Comment by amatecha
1 month ago
I read that. It doesn't actually explain how the server can tell me the Eiffel Tower is in my photo without knowing it's telling me that. It glosses over the mechanism by which it can tell me what's in my photo without the service itself knowing. Yeah, cool, never-decrypted. So how do they match up? An ultra-abstract "A[encrypted] + B[encrypted] = A+B[encrypted]" doesn't tell me anything.
As an aside, your unfounded derision about "RTFA" is unwarranted and unnecessary. That was an unusually-hostile response for like, just talking about things.
The server doesn't tell you (and doesn't know) that it's the eiffel tower. Only when the result comes back to your device, is your device able to identify it as such.
I'll take it as if you don't know what homomorphic encryption means.
caveat: this is not rigorous math, just a rough presentation for one to wrap their head around the keystone principles of it
Say you have a space like natural numbers N and a computation function f: N->R. I'm just using R - as in result - so that it's not confusing below:
Take a n in N, f(n) = r, r in R
That's nice, we compute something, but the "computation place" is going to know both n and r.
Now imagine you have an encryption function g that maps every n in N to another integer.

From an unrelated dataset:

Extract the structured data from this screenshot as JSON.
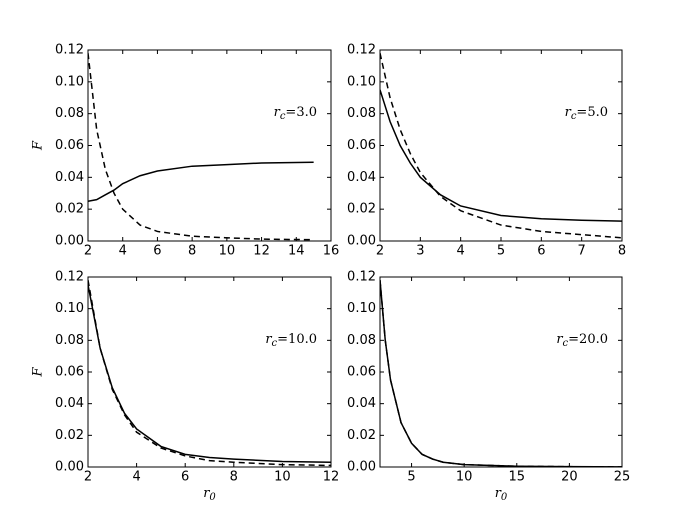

I'll just mark encrypted things with ' e.g the encrypted space is N' for easier trackability, so g: N->N' is encryption and its inverse g': N'->N is decryption.
So take a n in N, g(n) = n' in N', and g'(n') = n back again.
That's basic encryption.
Now back to making f useful: the idea is to have an encryption scheme that allows performing a certain set of operations on the encrypted space and get an encrypted result that results in an identical result once decrypted. From these operations we can have a f' function so that:
for all n in N, f(n) = g'(f'(g(n)))
Visually:
The whole point is that cheap f and f' happen locally and intensive g' can happen in untrusted places, because all that is seen is an encrypted input n' and encrypted result r'. Only thing it can see is at best that there's A match but not what THE match is, because that all just looks like random numbers; even the no-match case could very well be encrypted and in that case it doesn't even see that.
That is the principle of "homomorphic encryption", and it carries the intrinsic property of the computation place not knowing a single thing about neither the input or the output.
> It doesn't actually explain how the server can tell me the Eiffel Tower is in my photo without knowing it's telling me that.
So it depends on what you mean by "explain how":
- "homomorphic encryption" is the high level answer, described and provided in the Apple article
- if that is not a sufficiently detailed answer then you gotta roll your sleeves up and dive much deeper: the swift-homomorphic-encryption implementation, the BFV paper, the Wally paper, and the other bits that help prevent accidental side channel leaking are all both superficially discussed in a synthetic way and deep-linked in the Apple article in "would you like to know more" fashion.
Or maybe you wanted to know how they performed the actual match (g') in the encrypted space?
> With PNNS, the client encrypts a vector embedding and sends the resulting ciphertext as a query to the server. The server performs HE computation to conduct a nearest neighbor search and sends the resulting encrypted values back to the requesting device, which decrypts to learn the nearest neighbor to its query embedding
Which is possible because they
> have implemented the Brakerski-Fan-Vercauteren (BFV) HE scheme, which supports homomorphic operations that are well suited for computation (such as dot products or cosine similarity) on embedding vectors that are common to ML workflows.
My apologies for the harsh words, they were not meant as an ad hominem, more like a general ranty reflection on the state of the web society.